SHA256 takes somewhat more time to calculate than MD5, according to this answer.

Offhand, I'd say that MD5 would be probably be suitable for what you need.


Every answer seems to suggest that you need to use secure hashes to do the job but all of these are tuned to be slow to force a bruteforce attacker to have lots of computing power and depending on your needs this may not be the best solution.

There are algorithms specifically designed to hash files as fast as possible to check integrity and comparison (murmur, XXhash...). Obviously these are not designed for security as they don't meet the requirements of a secure hash algorithm (i.e. randomness) but have low collision rates for large messages. This features make them ideal if you are not looking for security but speed.

Examples of this algorithms and comparison can be found in this excellent answer: Which hashing algorithm is best for uniqueness and speed?.

As an example, we at our Q&A site use murmur3 to hash the images uploaded by the users so we only store them once even if users upload the same image in several answers.


To 1): Yes, on most CPUs, SHA-256 is about only 40% as fast as MD5.

To 2): I would argue for a different algorithm than MD5 in such a case. I would definitely prefer an algorithm that is considered safe. However, this is more a feeling. Cases where this matters would be rather constructed than realistic, e.g. if your backup system encounters an example case of an attack on an MD5-based certificate, you are likely to have two files in such an example with different data, but identical MD5 checksums.
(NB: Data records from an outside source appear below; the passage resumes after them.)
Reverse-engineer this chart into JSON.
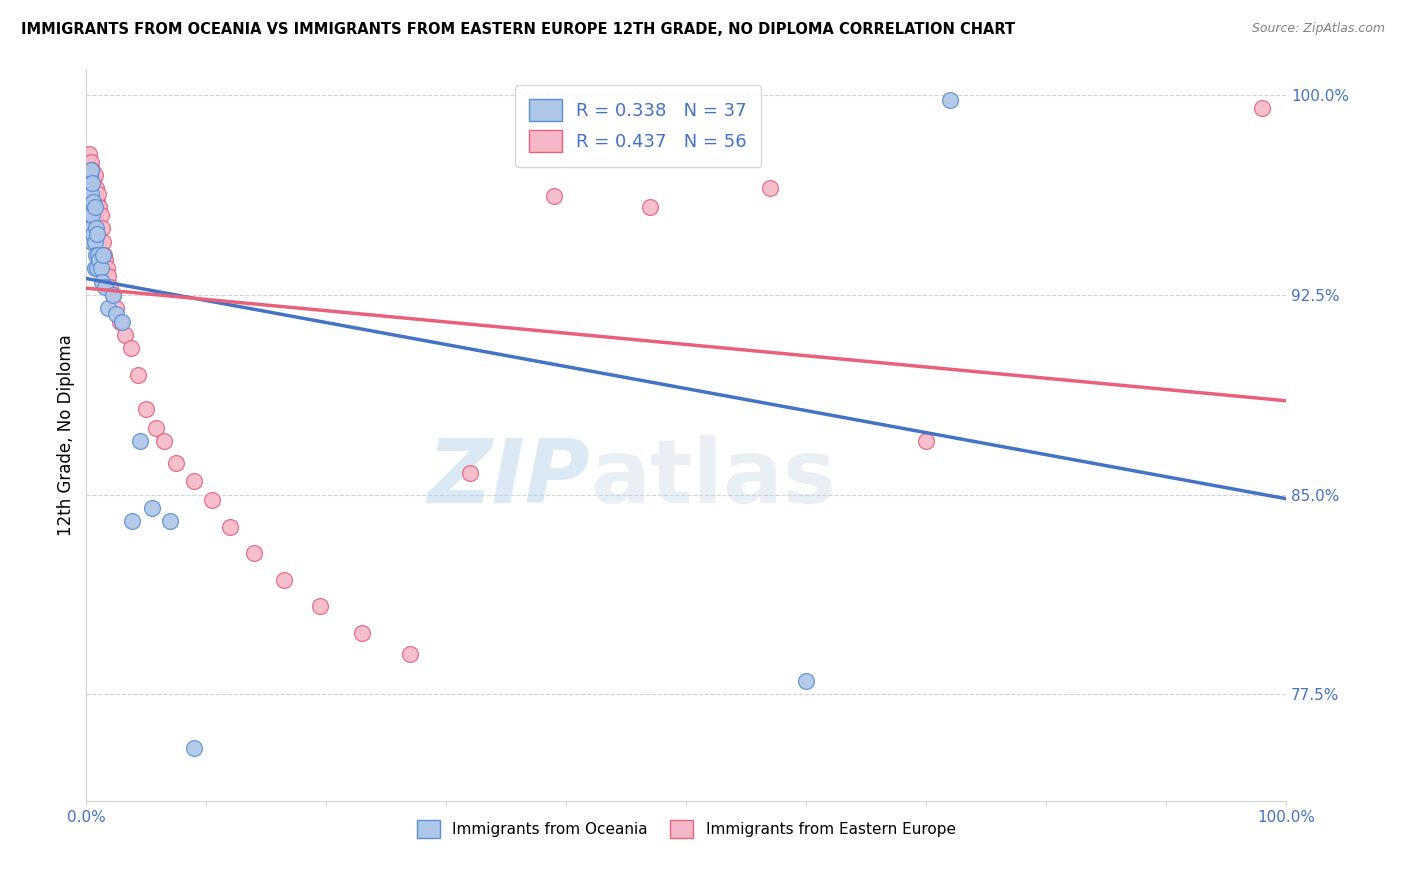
{
  "title": "IMMIGRANTS FROM OCEANIA VS IMMIGRANTS FROM EASTERN EUROPE 12TH GRADE, NO DIPLOMA CORRELATION CHART",
  "source": "Source: ZipAtlas.com",
  "ylabel": "12th Grade, No Diploma",
  "xlim": [
    0,
    1.0
  ],
  "ylim": [
    0.735,
    1.01
  ],
  "yticks": [
    0.775,
    0.85,
    0.925,
    1.0
  ],
  "ytick_labels": [
    "77.5%",
    "85.0%",
    "92.5%",
    "100.0%"
  ],
  "xtick_labels": [
    "0.0%",
    "100.0%"
  ],
  "blue_R": 0.338,
  "blue_N": 37,
  "pink_R": 0.437,
  "pink_N": 56,
  "blue_color": "#aec6e8",
  "pink_color": "#f5b8c8",
  "blue_edge_color": "#5b8fd4",
  "pink_edge_color": "#e8607a",
  "blue_line_color": "#4472c4",
  "pink_line_color": "#e8607a",
  "legend_label_blue": "Immigrants from Oceania",
  "legend_label_pink": "Immigrants from Eastern Europe",
  "watermark_zip": "ZIP",
  "watermark_atlas": "atlas",
  "blue_scatter_x": [
    0.001,
    0.002,
    0.002,
    0.003,
    0.003,
    0.004,
    0.004,
    0.004,
    0.005,
    0.005,
    0.005,
    0.006,
    0.006,
    0.007,
    0.007,
    0.007,
    0.008,
    0.008,
    0.009,
    0.009,
    0.01,
    0.011,
    0.012,
    0.013,
    0.014,
    0.016,
    0.018,
    0.022,
    0.025,
    0.03,
    0.038,
    0.045,
    0.055,
    0.07,
    0.09,
    0.6,
    0.72
  ],
  "blue_scatter_y": [
    0.96,
    0.965,
    0.958,
    0.97,
    0.955,
    0.972,
    0.963,
    0.95,
    0.967,
    0.955,
    0.945,
    0.96,
    0.948,
    0.958,
    0.945,
    0.935,
    0.95,
    0.94,
    0.948,
    0.935,
    0.94,
    0.938,
    0.935,
    0.93,
    0.94,
    0.928,
    0.92,
    0.925,
    0.918,
    0.915,
    0.84,
    0.87,
    0.845,
    0.84,
    0.755,
    0.78,
    0.998
  ],
  "pink_scatter_x": [
    0.001,
    0.002,
    0.002,
    0.003,
    0.003,
    0.004,
    0.004,
    0.005,
    0.005,
    0.005,
    0.006,
    0.006,
    0.007,
    0.007,
    0.008,
    0.008,
    0.009,
    0.009,
    0.01,
    0.01,
    0.011,
    0.011,
    0.012,
    0.012,
    0.013,
    0.013,
    0.014,
    0.015,
    0.016,
    0.017,
    0.018,
    0.02,
    0.022,
    0.025,
    0.028,
    0.032,
    0.037,
    0.043,
    0.05,
    0.058,
    0.065,
    0.075,
    0.09,
    0.105,
    0.12,
    0.14,
    0.165,
    0.195,
    0.23,
    0.27,
    0.32,
    0.39,
    0.47,
    0.57,
    0.7,
    0.98
  ],
  "pink_scatter_y": [
    0.975,
    0.978,
    0.968,
    0.972,
    0.962,
    0.975,
    0.96,
    0.972,
    0.962,
    0.953,
    0.968,
    0.958,
    0.97,
    0.955,
    0.965,
    0.95,
    0.96,
    0.948,
    0.963,
    0.945,
    0.958,
    0.942,
    0.955,
    0.94,
    0.95,
    0.938,
    0.945,
    0.94,
    0.938,
    0.935,
    0.932,
    0.928,
    0.925,
    0.92,
    0.915,
    0.91,
    0.905,
    0.895,
    0.882,
    0.875,
    0.87,
    0.862,
    0.855,
    0.848,
    0.838,
    0.828,
    0.818,
    0.808,
    0.798,
    0.79,
    0.858,
    0.962,
    0.958,
    0.965,
    0.87,
    0.995
  ]
}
For the rest of the cases, it doesn't matter, because MD5 checksums have a collision (= same checksums for different data) virtually only when provoked intentionally. I'm not an expert on the various hashing (checksum generating) algorithms, so I can not suggest another algorithm. Hence this part of the question is still open. Suggested further reading is Cryptographic Hash Function - File or Data Identifier on Wikipedia. Also further down on that page there is a list of cryptographic hash algorithms.

To 3): MD5 is an algorithm to calculate checksums. A checksum calculated using this algorithm is then called an MD5 checksum.